Truvalı Helen için iadei itibar

Güncelleme Tarihi:

Truvalı Helen için iadei itibar
Oluşturulma Tarihi: Haziran 04, 2006 00:00

İngiliz tarihçi Bettany Hughes, yazdığı kitapta, tarih boyunca insanlara erkeklerin seks objesi olarak sunulan Truvalı Helen’in büyük haksızlığa uğradığını savunuyor. Hughes, kafası çalışmayan bir fahişe olarak gösterilen Helen’in, aslında önemli bir tarihsel figür olmasına rağmen atlandığı görüşünde.

Tarihçi Bettany Hughes, Truva Savaşı’na sebep olan kadın olarak bilinen Truvalı Helen için bir kitap yazdı. MÖ 12. yüzyılda Isparta ve Truva arasında 10 yıl süren savaş, efsaneye göre Paris’in dünyanın en güzel kadını Helen’i kaçırmasıyla başlamıştı. Çünkü Helen, o sırada Isparta kralı Menelaos ile evliydi.

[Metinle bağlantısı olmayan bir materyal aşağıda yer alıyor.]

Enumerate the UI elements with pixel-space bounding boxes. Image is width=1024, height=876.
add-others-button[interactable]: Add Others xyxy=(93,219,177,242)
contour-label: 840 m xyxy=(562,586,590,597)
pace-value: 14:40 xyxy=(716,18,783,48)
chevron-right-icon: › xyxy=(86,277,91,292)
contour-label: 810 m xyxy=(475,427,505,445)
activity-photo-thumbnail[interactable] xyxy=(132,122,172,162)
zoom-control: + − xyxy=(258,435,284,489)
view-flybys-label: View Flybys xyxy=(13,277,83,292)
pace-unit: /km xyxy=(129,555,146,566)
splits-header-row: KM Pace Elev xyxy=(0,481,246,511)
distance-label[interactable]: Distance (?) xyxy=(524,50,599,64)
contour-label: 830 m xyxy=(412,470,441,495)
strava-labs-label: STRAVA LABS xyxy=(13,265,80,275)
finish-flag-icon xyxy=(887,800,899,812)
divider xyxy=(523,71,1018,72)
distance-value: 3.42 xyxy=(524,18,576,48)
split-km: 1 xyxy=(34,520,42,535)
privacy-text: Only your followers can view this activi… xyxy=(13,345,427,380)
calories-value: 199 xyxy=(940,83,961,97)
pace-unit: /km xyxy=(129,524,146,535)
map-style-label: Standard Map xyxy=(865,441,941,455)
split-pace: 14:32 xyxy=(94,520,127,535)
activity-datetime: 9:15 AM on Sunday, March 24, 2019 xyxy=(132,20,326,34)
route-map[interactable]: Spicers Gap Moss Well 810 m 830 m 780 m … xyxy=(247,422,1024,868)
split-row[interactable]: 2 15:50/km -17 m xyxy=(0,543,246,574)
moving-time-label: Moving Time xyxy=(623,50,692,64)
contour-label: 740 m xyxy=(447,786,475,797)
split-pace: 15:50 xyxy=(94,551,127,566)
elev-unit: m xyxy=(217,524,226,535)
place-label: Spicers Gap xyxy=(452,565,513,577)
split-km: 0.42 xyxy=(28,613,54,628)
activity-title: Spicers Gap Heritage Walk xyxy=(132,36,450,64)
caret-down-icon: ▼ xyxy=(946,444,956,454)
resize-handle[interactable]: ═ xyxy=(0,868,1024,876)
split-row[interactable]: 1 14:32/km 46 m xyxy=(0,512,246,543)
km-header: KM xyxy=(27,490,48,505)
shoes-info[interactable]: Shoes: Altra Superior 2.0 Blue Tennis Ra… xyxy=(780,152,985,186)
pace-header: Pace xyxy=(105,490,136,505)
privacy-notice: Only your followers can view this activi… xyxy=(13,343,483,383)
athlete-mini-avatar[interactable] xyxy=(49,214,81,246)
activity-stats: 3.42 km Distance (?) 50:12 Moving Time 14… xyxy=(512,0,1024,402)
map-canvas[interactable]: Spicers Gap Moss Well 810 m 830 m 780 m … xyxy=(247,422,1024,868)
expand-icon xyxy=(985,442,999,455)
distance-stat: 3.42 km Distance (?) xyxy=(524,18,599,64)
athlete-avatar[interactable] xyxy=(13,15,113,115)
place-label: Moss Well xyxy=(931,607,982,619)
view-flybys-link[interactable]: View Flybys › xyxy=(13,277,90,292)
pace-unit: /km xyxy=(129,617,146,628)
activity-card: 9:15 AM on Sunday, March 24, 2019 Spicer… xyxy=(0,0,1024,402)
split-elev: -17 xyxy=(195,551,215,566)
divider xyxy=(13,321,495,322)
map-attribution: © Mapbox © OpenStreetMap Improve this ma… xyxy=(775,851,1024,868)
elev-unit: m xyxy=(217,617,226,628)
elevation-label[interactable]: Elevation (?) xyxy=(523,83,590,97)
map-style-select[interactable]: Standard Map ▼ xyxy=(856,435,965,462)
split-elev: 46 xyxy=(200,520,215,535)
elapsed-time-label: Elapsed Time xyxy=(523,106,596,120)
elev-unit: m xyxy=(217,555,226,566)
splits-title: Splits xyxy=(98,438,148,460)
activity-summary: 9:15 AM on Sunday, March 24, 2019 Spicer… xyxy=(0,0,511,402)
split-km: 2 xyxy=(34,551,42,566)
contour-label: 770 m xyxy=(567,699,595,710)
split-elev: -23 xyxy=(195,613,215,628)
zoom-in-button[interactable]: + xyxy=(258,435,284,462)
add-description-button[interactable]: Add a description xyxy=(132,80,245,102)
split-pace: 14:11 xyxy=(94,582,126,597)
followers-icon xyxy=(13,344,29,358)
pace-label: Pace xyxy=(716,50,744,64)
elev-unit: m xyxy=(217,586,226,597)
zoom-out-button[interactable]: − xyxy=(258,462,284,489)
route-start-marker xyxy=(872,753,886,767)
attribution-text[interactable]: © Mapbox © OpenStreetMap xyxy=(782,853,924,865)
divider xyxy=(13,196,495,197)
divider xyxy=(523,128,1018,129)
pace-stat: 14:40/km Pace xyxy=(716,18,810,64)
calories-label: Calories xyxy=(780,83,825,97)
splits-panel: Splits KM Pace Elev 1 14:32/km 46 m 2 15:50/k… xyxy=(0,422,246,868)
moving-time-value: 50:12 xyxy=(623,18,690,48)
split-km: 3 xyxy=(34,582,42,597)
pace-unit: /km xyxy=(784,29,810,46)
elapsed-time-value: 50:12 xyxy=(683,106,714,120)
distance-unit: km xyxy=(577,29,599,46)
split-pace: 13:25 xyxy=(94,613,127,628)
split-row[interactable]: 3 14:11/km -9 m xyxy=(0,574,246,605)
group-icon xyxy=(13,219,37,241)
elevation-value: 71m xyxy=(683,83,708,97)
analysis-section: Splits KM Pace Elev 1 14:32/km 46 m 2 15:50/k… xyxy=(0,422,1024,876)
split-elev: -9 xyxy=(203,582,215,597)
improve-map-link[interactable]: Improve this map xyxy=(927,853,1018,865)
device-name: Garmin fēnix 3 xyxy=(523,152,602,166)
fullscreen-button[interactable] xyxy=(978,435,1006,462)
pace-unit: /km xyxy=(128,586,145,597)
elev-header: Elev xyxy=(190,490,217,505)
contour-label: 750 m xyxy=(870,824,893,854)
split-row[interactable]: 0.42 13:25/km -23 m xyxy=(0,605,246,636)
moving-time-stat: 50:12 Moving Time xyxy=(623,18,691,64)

Hughes, kitabında Helen’in hiç de anlatıldığı gibi bir kadın olmadığını savunuyor. Aslında üzerinde durulması gereken önemli bir tarihsel figürken, haksız yere bir seks objesine indirgendiği görüşünde.

Huhges’a göre Helen’in imajında kırılma noktası MÖ 5. yüzyıl sonrası. Tarihçi Homeros’un yazdığı İlyada ve Odyssey destanlarında Helen’den genelde olumlu bahsedilmesine rağmen o dönemde Helen herkes tarafından tehlikeli bir kadın olarak görülmeye başlanıyor. Sonra sırasıyla herkes bunun üstüne bir şeyler ekliyor.

Tragedya yazarı Euripides, ondan "fahişe" diye bahsediyor. Ortaçağ yazarlarından Exeterli Joseph, 1184’te onun hakkında Paris’le ilişkisini konu alan pornografik bir kitap yazıyor. Shakespeare bile ondan "orospu" diye bahsediyor.

Huhges, Helen ile ilgili karşımıza çıkan en son karalama çabasının da 2004’te çevrilen Truva filmi olduğu görüşünde. Helen, orada da aptal aptal sırıtan, mantıksız, boş ve karaktersiz biri gibi gösteriliyordu.

YARALI BİR YUNANLI İÇİN ÖZEL İLAÇ YAPMIŞTI

Halbuki Odyssey destanında onunla ilgili o kadar çok olumlu öykü var ki. Örneğin Helen, anlatılana göre yaralı bir Yunanlı için özel bir ilaç yapıyor. Savaşın tüm kötü anılarını unutsun diye. Hughes, gerçekten de 18 ay önce arkeologların Yunanistan civarında o dönem yapıldığı düşünülen afyonlu bir ilaç bulduklarını söylüyor.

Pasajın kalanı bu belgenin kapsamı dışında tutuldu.